There are certain things that define a period in time and, alongside fashion, cars are one of the big ones.
In this series, we’re looking at the cars that really stood out from around the world from the 1950s to the 1990s. The 1980s were a decade of excess, of new money and of affluence. But it was also a time, for some, of unemployment and deprivation.
Some might also say that it was the decade that taste forgot, but some of our most memorable classics came to life in the 1980s. If you’re in the market for a 1980s classic, check out our for sale section.
If the Escort captured the imagination in the 1970s, the Sierra certainly did in the 1980s. Sure, it was a tough choice as to whether to feature the 1980s iteration of the Escort here, but we thought that the Sierra deserved some attention – and one in particular.
The Sierra was a family car that launched in 1982 and would survive until the coming of the Mondeo in 1994. It replaced the Cortina and, in comparison, its design was ahead of its time, with an aerodynamic looks to it that hadn’t been seen before.
The most famous one, though, was the RS Cosworth. Ford dabbled with fast Sierras before this, including the XR4i, but it was the Cossie that captured people’s imaginations.
With a 2.0 turbocharged Cosworth engine, developing 201hp, it made fast cars accessible to the masses and it once had the dubious honour of being the most-stolen car in Britain, sending its insurance premiums through the roof.
The RS500, which produced 222hp, came along in 1987 and the Sierra also saw plenty of success in rallying and touring car racing. Today, you can pay anything from a little over £1,000 for a bog standard car to £30,000 for a Cosworth.
OK, so this one might be one of the less cool 1980s cars – or one of the most cool, depending on your point of view – but it’s one that everyone remembers.
With something of the mid-life crisis about it in the 1980s, the Manta was a rear-wheel-drive sports coupe that actually began life in 1970, lasting right through to 1988.
The one we’re looking at is the Manta B, made from 1975 and, even more particularly, the facelifted 1982 model. Said facelift adorned it with such things as a plastic front spoiler, sideskirts, a rear wing and air intakes on the grille. All very 1980s. And the one that really stood out – and the one that you most likely remember – was the GT/E, which had quite a bit of presence.
Some models got all the bits – Recaro seats with red cloth, grey faux-leather interior and the full body pack, made up of twin round headlights, front and rear spoilers and sideskirts. It also enjoyed a bit of motorsport action in rallying and today cars are hard to find in good, original condition, and so have become more valuable over recent years.
Mantas can be had for as little as £2,000, although the GT/E will cost at least £5,000.
BMW 3 Series
For some, the 1980s 3 Series is the 3 Series. The E30, as it was designated, lasted from 1982 until 1994 in two-door and four-door saloon style, as well as a convertible and an estate.
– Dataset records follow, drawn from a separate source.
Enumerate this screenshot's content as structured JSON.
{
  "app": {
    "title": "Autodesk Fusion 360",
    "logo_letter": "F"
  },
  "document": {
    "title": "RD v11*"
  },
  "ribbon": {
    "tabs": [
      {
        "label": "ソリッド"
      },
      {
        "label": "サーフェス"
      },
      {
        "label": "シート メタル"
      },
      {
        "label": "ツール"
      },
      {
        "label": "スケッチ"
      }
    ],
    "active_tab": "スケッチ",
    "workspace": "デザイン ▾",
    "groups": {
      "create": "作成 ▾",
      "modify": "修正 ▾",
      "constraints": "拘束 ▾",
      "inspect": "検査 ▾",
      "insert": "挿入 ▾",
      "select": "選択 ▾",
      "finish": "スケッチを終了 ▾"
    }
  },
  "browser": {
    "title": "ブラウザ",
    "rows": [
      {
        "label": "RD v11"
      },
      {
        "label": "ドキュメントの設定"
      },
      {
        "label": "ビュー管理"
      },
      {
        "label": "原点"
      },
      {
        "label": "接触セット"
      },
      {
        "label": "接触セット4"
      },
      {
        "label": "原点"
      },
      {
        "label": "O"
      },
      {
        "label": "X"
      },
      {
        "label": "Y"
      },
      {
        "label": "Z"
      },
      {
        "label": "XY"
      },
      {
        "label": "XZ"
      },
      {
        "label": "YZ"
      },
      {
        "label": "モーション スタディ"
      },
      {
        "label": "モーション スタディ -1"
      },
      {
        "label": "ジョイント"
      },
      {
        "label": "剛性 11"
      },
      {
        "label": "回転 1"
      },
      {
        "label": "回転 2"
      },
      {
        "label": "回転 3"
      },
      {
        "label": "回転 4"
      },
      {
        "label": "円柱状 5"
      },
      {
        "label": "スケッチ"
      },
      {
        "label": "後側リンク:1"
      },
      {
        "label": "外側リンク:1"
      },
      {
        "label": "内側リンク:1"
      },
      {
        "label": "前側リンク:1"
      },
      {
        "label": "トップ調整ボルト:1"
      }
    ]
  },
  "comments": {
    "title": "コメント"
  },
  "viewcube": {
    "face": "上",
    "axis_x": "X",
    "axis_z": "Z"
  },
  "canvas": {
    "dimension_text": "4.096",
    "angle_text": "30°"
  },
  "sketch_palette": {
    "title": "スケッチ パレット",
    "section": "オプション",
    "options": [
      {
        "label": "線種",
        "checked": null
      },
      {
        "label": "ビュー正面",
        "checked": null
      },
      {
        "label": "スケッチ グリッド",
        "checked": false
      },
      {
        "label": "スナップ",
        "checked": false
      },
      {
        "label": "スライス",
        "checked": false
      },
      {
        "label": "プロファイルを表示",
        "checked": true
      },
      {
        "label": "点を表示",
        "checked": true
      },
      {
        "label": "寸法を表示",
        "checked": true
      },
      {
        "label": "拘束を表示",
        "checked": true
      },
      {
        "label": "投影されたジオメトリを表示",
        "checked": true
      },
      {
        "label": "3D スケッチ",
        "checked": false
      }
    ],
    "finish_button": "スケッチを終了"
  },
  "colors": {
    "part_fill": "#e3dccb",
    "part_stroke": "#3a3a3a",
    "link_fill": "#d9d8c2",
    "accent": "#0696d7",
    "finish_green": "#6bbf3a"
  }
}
A range of four-cylinder and straight-six engines powered the E30, but it is most special because it was the first to see the M3 model. The M3 got a high-revving four-cylinder petrol, making 235hp, and it was the beginning of a legend that continues to this day.
Another notable first for the E30 was the 325iX model, which was the first 3 Series to have four-wheel-drive. Values now range from around £2,000 to £10,000.
We could have gone for the obvious choice, that being the sublime and wonderful F40, launched in 1988 to mark 40 years of Ferrari.
But we won’t do that, instead we’ll go for 1980s flash personified, the Testarossa. It was a proper Ferrari, with a 12-cylinder engine, and it lasted from 1984 until 1992.
Rear-engined and rear-drive, it was a real driver’s car, too. Design-wise it was instantly-1980s to look at, but it certainly wasn’t ugly and certainly was a Ferrari.
And it’s a desirable one now, with prices beginning at around £100,000 and going on from there.
Here’s a cheeky little French fancy to round things off.
Even in standard form the little Renault 5 is hard not to love. It actually spanned two decades, being produced from 1972 until 1996, as was often the case with super-popular Gallic motors of the time.
And it was super-popular, with close to 5.5 million of them built by the end of its run. Like the Citroen 2CV of a generation before, it was cheap, fun and loveable. It led to it achieving cult status, but no more so than the Renault 5 GT Turbo. Introduced in 1985, this was a real hot hatch of the highest order.
Its turbocharged four-cylinder gave it 113hp, which, coupled to its weight of just 850kg, made for lots of fun, with 60mph up in just 7.5 seconds.
And it looked awesome.
The Turbo was also a successful rally car – its victory in the 1989 Rallye Cote d’Ivoire remains the only outright World Rally Championship win for a Group N car. Basic cars can be had for as little as £1,000. The Turbo, meanwhile, will set you back in the region of 10 times that.